Well, if nothing else writing all that has helped my clarify my thoughts to myself.... apologies for the long waffle.

KeemaNaanAndCurryOn Sat 23-Apr-16 21:40:15

The first thing that came to my mind was anankastic, but you have traits of all sorts of stuff including bipolar.

I went through life with depression and anxiety and periods of silly behaviour. Like you, it could've been anything out of a load of things. In my late 30s I was assessed, got a diagnosis of bipolar II and was put onto a mood stabiliser. Hey presto, I felt "normal" for the first time almost ever. I've occasionally stopped the meds and ended up ill again, but I've learned my lesson now.

For me, diagnosis meant mental wellness. Totes worth it.

KeemaNaanAndCurryOn Sat 23-Apr-16 21:42:56

Oh and yes if you get a diagnosis of bipolar, you need to declare it to the DVLA. I'm on a 1 year license that I have to renew every 12 months with sign off from my psychiatrist. While that's an utter PITA, it's still worth it.

KeemaNaanAndCurryOn Sat 23-Apr-16 21:44:47

WRT travel insurance, you declare it and have it as an uncovered item and it costs the same as any other insurance. I know when I'm stable the chances of my having a relapse are so small. I'm not going to need it covered while I'm on my hols abroad.

KeemaNaanAndCurryOn Sat 23-Apr-16 21:46:53

I really need to read the whole thread before posting - I ended up assessed after becoming pretty unwell after having the children. It changed from difficult but manageable to ending up in hospital.

Clonakiltylil Sat 23-Apr-16 23:28:41

I have had nothing but positivity and understanding regarding my BPD. It was such a help getting the diagnosis.
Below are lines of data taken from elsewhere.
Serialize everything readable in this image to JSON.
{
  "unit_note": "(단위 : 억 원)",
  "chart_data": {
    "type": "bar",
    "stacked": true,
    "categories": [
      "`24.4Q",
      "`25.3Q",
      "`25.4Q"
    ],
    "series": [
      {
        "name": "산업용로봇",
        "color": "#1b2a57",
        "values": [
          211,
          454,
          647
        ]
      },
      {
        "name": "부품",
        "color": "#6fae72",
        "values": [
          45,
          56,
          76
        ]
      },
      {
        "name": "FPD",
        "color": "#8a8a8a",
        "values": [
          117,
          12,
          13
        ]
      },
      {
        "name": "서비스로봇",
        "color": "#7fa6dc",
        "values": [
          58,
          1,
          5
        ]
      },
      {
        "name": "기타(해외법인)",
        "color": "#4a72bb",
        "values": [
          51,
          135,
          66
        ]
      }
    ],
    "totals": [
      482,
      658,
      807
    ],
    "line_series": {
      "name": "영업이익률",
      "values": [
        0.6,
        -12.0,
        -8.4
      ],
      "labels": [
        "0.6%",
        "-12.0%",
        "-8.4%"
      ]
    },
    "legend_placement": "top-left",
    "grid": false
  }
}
dangermouseisace Sun 24-Apr-16 19:11:45

I've been involved with 'services' on and off since I was 17 (now nearly 40). I think the problem with diagnosis is that it doesn't give the whole picture. And if you have a diagnosis medical people expect you are doing x because of your diagnosis, and if there are elements of your actions that don't fit that particular diagnosis then they give you other ones that might be stigmatising.

I'd rather I had no friggin diagnosis as that I was just treated as a person.

KittyandTeal Sun 24-Apr-16 19:18:24

You sound a lot like me!

My dx helped because on top of dealing with life and a MH illness I suddenly realised I wasn't 'normal' and not everyone manages life as well as what I was feeling! Is was an ahhhh moment for me when it all fit and suddenly thought 'well bloody hell, no wonder life's bloody hard sometimes' I'd just assumed everyone felt my way but cooed better!

I have recently had a diagnosis of PTSD on top of my bpd dx. I knew something wasn't right though which is why I saw someone quickly. I scoffed at PTSD at first then read about it and it fits. It helps me realise that I'm not going mad and what I feel isn't normal but it isn't just me iyswim.

In the past it has also helped me get proper medication that worked too.

KittyandTeal Sun 24-Apr-16 19:20:43

Shit keema! Is that true?! Oops, I was on a bipolar dx for a few years before it was changed to bpd. It was bipolar II though so didn't ever loose touch with reality.